ISLAMABAD: Extremist threats have hampered the murder trial of Pakistan's former minority affairs minister Shahbaz Bhatti, who was gunned down in Islamabad in March 2011, the All Pakistan Minorities Alliance (APMA) said Saturday.
Shahbaz Bhatti, a Catholic, had been a vocal opponent of Pakistan's controversial blasphemy law.
Blasphemy is an extremely sensitive issue in a country where 97 per cent of the population is Muslim and can carry the death penalty.
“Threatening pamphlets claiming to be from the Punjabi Taliban were found in the office of our key witness, whose name cannot be disclosed for security,” Shamoon Gill, spokesman of APMA, told AFP.
He said the pamphlets had warned the witness to “stay away from the case or get ready to be eliminated along with his family.” “He is terrified, he continues changing his place and faces serious life threats,” Gill said.
The witness is supposed to appear before an anti-terrorism court on February 19.
Paul Bhatti, brother of the former minority minister who had also served as a federal minority minister after his brother was gunned down, is the complainant in the case.
He is currently in Italy after facing warnings from extremists that he too would be murdered.
His lawyer Rana Abdul Hameed said his absence from the country has affected progress of the case.
Hameed said he too had received death threats but would stand up to extremists and bring the trial to its logical conclusion.
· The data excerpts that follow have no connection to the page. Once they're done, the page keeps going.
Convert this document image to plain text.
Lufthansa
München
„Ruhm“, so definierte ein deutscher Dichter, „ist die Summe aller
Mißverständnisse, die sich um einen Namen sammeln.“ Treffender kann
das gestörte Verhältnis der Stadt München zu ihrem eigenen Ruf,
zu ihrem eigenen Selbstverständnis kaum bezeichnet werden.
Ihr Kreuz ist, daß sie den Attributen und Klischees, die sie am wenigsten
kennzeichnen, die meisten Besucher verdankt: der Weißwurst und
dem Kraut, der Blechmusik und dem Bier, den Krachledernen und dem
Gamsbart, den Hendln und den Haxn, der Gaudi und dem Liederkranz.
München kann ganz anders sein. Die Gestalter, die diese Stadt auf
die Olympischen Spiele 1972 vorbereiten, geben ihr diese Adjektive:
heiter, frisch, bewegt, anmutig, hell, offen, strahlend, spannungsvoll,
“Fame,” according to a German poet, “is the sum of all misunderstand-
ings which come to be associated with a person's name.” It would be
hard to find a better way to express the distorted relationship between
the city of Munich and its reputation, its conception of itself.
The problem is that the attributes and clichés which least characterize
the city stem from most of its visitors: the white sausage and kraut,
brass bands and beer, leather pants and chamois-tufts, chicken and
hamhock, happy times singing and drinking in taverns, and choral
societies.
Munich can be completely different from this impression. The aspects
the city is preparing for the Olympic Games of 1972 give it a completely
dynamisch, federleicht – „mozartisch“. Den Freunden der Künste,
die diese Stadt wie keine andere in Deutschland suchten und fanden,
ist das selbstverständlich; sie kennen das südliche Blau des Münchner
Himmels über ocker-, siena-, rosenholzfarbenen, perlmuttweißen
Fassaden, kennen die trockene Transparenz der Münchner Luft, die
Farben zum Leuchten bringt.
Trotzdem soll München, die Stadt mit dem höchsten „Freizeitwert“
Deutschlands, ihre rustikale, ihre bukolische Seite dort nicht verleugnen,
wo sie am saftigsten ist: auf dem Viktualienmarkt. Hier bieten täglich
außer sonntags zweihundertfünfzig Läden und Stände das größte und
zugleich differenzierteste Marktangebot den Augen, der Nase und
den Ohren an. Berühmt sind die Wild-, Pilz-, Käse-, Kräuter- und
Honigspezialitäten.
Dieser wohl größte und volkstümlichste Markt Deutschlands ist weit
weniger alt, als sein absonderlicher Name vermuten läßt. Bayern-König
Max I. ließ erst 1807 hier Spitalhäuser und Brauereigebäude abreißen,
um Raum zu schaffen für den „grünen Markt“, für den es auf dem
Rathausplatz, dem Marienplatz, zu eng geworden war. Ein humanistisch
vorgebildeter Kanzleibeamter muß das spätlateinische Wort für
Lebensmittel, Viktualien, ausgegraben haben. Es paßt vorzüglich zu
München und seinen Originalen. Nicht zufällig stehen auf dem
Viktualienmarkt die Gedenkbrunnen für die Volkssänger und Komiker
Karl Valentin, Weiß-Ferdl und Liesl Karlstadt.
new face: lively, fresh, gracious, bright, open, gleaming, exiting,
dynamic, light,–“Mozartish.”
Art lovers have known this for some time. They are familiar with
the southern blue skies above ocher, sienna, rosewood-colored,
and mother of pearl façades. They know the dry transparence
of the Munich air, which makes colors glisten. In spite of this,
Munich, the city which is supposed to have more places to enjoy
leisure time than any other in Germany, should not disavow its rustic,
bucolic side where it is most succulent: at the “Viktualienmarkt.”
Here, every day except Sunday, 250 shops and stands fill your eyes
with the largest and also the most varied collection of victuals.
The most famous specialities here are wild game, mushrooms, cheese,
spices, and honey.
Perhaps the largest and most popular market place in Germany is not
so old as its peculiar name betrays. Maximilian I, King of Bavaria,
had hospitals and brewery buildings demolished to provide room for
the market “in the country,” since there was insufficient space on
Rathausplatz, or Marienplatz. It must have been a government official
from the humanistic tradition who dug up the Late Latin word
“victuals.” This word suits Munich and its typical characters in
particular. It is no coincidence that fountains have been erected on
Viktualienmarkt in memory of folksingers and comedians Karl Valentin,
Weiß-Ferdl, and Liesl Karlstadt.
“I constantly receive death threats but I have pledged myself to pursue the case,” he said.
Hameed also represented Rimsha Masih, a Christian girl who fled to Canada with her family last year after the charges were dropped.
“Pamphlets are dropped in my office warning me to disassociate myself from the case” he said.
“They say you freed Rimsha, now you are trying to convict our comrades, you should be taught a lesson,” he added.
“Paul Bhatti is abroad, he cannot come to Pakistan, our witness has been threatened, we are receiving constant threats, what can you then expect from the case, it won't go anywhere,” he added.
Pakistan's tough blasphemy laws have attracted criticism from rights groups, who say they are frequently abused to settle personal scores.
Last month, a 69-year-old British-Pakistani with dual nationality was sentenced to death for blasphemy.
In 2011, Punjab governor Salmaan Taseer was assassinated for demanding that the blasphemy law be reformed.
Asia Bibi, a Christian mother of five, remains in prison after being sentenced to death in November 2010 in a blasphemy case.